Treatment planning fails to address duration of treatment sessions in terms of minimizing the time expended on inefficient workflow steps.
Interactive simulation of treatment rooms and radiotherapy equipment combined with accurate 3D patient specific data has been proposed, for example, in Hamza-Lup F. G, Sopin I, Lipsa D, and Zeidan O, (2007) X3D in Radiation Therapy Procedure Planning, International Conference on Web Information Systems and Technologies (WEBIST 2007), March 3-6, Barcelona, Spain (available at http://galati*armstrong*edu/research/webist07*pdf1), for improving treatment planning by using 3D equipment modeling and simulation to detect collisions among components used in delivering external beam radiation therapy treatments thereby saving time and resources in generating a treatment plan.
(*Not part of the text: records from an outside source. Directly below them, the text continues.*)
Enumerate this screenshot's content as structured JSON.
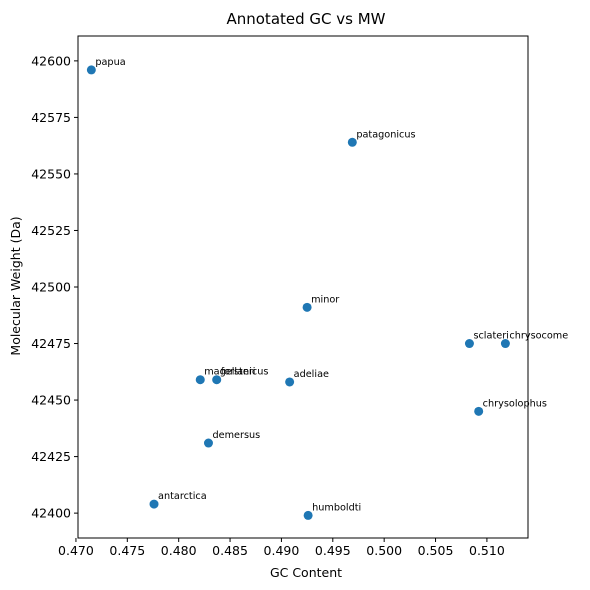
{
  "chart_data": {
    "type": "scatter",
    "title": "Annotated GC vs MW",
    "xlabel": "GC Content",
    "ylabel": "Molecular Weight (Da)",
    "xlim": [
      0.4702,
      0.514
    ],
    "ylim": [
      42389,
      42611
    ],
    "x_ticks": [
      0.47,
      0.475,
      0.48,
      0.485,
      0.49,
      0.495,
      0.5,
      0.505,
      0.51
    ],
    "x_tick_labels": [
      "0.470",
      "0.475",
      "0.480",
      "0.485",
      "0.490",
      "0.495",
      "0.500",
      "0.505",
      "0.510"
    ],
    "y_ticks": [
      42400,
      42425,
      42450,
      42475,
      42500,
      42525,
      42550,
      42575,
      42600
    ],
    "y_tick_labels": [
      "42400",
      "42425",
      "42450",
      "42475",
      "42500",
      "42525",
      "42550",
      "42575",
      "42600"
    ],
    "grid": false,
    "marker_color": "#1f77b4",
    "points": [
      {
        "label": "papua",
        "x": 0.4715,
        "y": 42596
      },
      {
        "label": "patagonicus",
        "x": 0.4969,
        "y": 42564
      },
      {
        "label": "minor",
        "x": 0.4925,
        "y": 42491
      },
      {
        "label": "sclateri",
        "x": 0.5083,
        "y": 42475
      },
      {
        "label": "chrysocome",
        "x": 0.5118,
        "y": 42475
      },
      {
        "label": "magellanicus",
        "x": 0.4821,
        "y": 42459
      },
      {
        "label": "forsteri",
        "x": 0.4837,
        "y": 42459
      },
      {
        "label": "adeliae",
        "x": 0.4908,
        "y": 42458
      },
      {
        "label": "chrysolophus",
        "x": 0.5092,
        "y": 42445
      },
      {
        "label": "demersus",
        "x": 0.4829,
        "y": 42431
      },
      {
        "label": "antarctica",
        "x": 0.4776,
        "y": 42404
      },
      {
        "label": "humboldti",
        "x": 0.4926,
        "y": 42399
      }
    ]
  }
}
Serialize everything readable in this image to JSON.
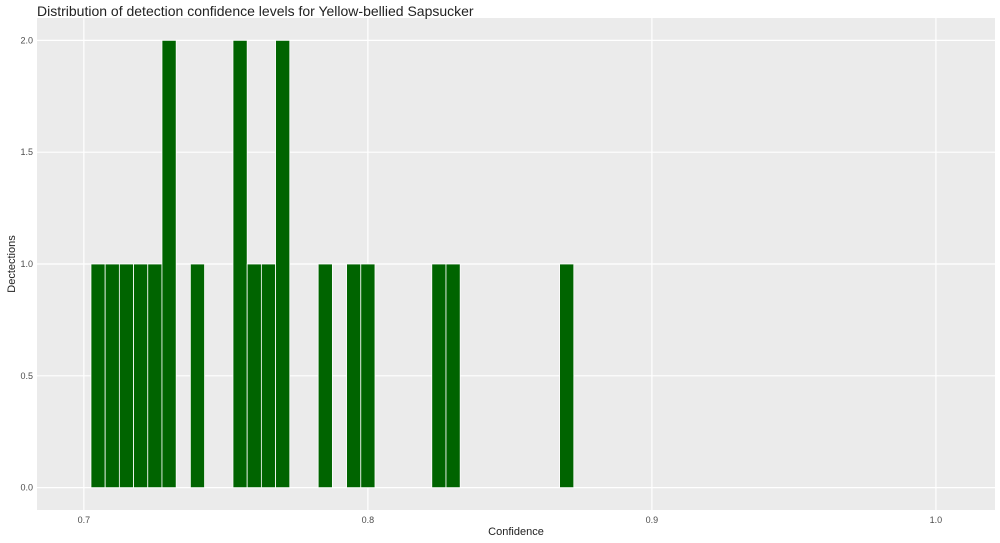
{
  "chart_data": {
    "type": "histogram",
    "title": "Distribution of detection confidence levels for Yellow-bellied Sapsucker",
    "x_label": "Confidence",
    "y_label": "Dectections",
    "bins": [
      0.7025,
      0.7075,
      0.7125,
      0.7175,
      0.7225,
      0.7275,
      0.7325,
      0.7375,
      0.7425,
      0.7475,
      0.7525,
      0.7575,
      0.7625,
      0.7675,
      0.7725,
      0.7775,
      0.7825,
      0.7875,
      0.7925,
      0.7975,
      0.8025,
      0.8075,
      0.8125,
      0.8175,
      0.8225,
      0.8275,
      0.8325,
      0.8375,
      0.8425,
      0.8475,
      0.8525,
      0.8575,
      0.8625,
      0.8675,
      0.8725
    ],
    "values": [
      1,
      1,
      1,
      1,
      1,
      2,
      0,
      1,
      0,
      0,
      2,
      1,
      1,
      2,
      0,
      0,
      1,
      0,
      1,
      1,
      0,
      0,
      0,
      0,
      1,
      1,
      0,
      0,
      0,
      0,
      0,
      0,
      0,
      1
    ],
    "color": "#006400",
    "xlim": [
      0.6835,
      1.0208
    ],
    "ylim": [
      -0.1,
      2.1
    ],
    "xticks": [
      0.7,
      0.8,
      0.9,
      {
        "value": 1,
        "label": "1.0"
      }
    ],
    "yticks": [
      {
        "value": 0,
        "label": "0.0"
      },
      0.5,
      {
        "value": 1,
        "label": "1.0"
      },
      1.5,
      {
        "value": 2,
        "label": "2.0"
      }
    ],
    "grid": true
  }
}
This system, however, only provides for qualitative evaluation and visual inspection of different treatment configurations in a treatment plan. It is desirable to provide a quantitative evaluation of the quality of an entire treatment plan, rather than just individual configurations. Specifically, estimates of the treatment time, treatment safety, and treatment schedule are desired. 1 Due to the prohibition of functioning hyperlinks in patents, all URLs herein are listed as www*xyz*com wherein each “*” is to be interpreted as a “.”. Furthermore, this and other similar systems only model traditional couches and radiotherapy equipment used in photon therapy. Unlike existing patient positioning couches, robotic couches may execute arbitrarily complex trajectories in 3D space.
From the foregoing it will be apparent that there is still a need for an improved radiation therapy system and method of radiation therapy with improvement in duration of treatment sessions. Primary to such an improvement would be estimates for expected time required for execution of a workflow to deliver a treatment plan and evaluation of safety to patient and equipment expected during the delivery of a treatment according to a given workflow for delivery of a treatment plan.